You hate your current job. Your boss micromanages you, the work is boring, and the environment is toxic. Every morning, you vow that you will apply to five new jobs tonight.
It's 8:00 PM. You open LinkedIn. You type "Project Manager" into the search bar. 14,000 results appear. You click on the first one. It asks for "7 years of experience in Agile" (you have 5), "proficiency in Jira" (you used it once), and "expert communication skills." You immediately feel a profound, crushing sense of fraudulence. You think, "I'm not qualified for this. They will laugh at my resume."
You close the tab. You don't apply. You stay in the toxic job for another year.

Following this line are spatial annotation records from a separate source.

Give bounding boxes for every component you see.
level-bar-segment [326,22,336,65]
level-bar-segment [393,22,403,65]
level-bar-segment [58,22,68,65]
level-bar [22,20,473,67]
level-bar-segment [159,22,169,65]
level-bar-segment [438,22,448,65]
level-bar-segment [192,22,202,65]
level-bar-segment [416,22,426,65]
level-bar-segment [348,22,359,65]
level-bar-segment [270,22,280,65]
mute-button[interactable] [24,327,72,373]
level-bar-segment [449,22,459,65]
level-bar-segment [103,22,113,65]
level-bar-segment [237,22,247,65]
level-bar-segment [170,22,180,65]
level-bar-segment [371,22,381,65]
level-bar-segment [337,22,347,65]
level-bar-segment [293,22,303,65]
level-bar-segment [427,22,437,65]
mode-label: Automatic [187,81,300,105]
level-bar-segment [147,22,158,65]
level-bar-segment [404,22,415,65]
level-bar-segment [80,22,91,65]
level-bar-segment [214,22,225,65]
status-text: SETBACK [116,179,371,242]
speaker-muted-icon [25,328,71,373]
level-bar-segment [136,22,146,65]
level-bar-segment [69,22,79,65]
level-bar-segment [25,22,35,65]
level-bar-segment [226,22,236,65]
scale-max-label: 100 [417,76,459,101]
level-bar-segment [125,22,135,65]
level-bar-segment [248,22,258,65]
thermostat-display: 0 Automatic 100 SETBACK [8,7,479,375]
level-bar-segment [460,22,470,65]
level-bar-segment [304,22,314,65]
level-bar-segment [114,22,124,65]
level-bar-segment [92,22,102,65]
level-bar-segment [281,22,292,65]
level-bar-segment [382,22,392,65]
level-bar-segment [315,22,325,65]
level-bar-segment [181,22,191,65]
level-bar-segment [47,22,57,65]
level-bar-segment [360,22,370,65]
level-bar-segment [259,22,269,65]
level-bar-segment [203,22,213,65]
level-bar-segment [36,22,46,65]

The ADHD job hunt isn't hindered by a lack of skills; it is hindered by the brain's catastrophic misinterpretation of the 'Job Search Sandbox.' The process is too massive, too unstructured, and offers zero immediate dopamine. To the prefrontal cortex, clicking through endless Workday portals that demand you manually retype the resume you just uploaded is the ultimate 'Executive Tax.'
When you combine the unbearable administrative friction of applicant tracking systems with the emotional landmine of 'judging your own self-worth,' the brain simply defaults to avoidance. It prefers the chronic, familiar pain of your current job over the acute, terrifying friction of the unknown.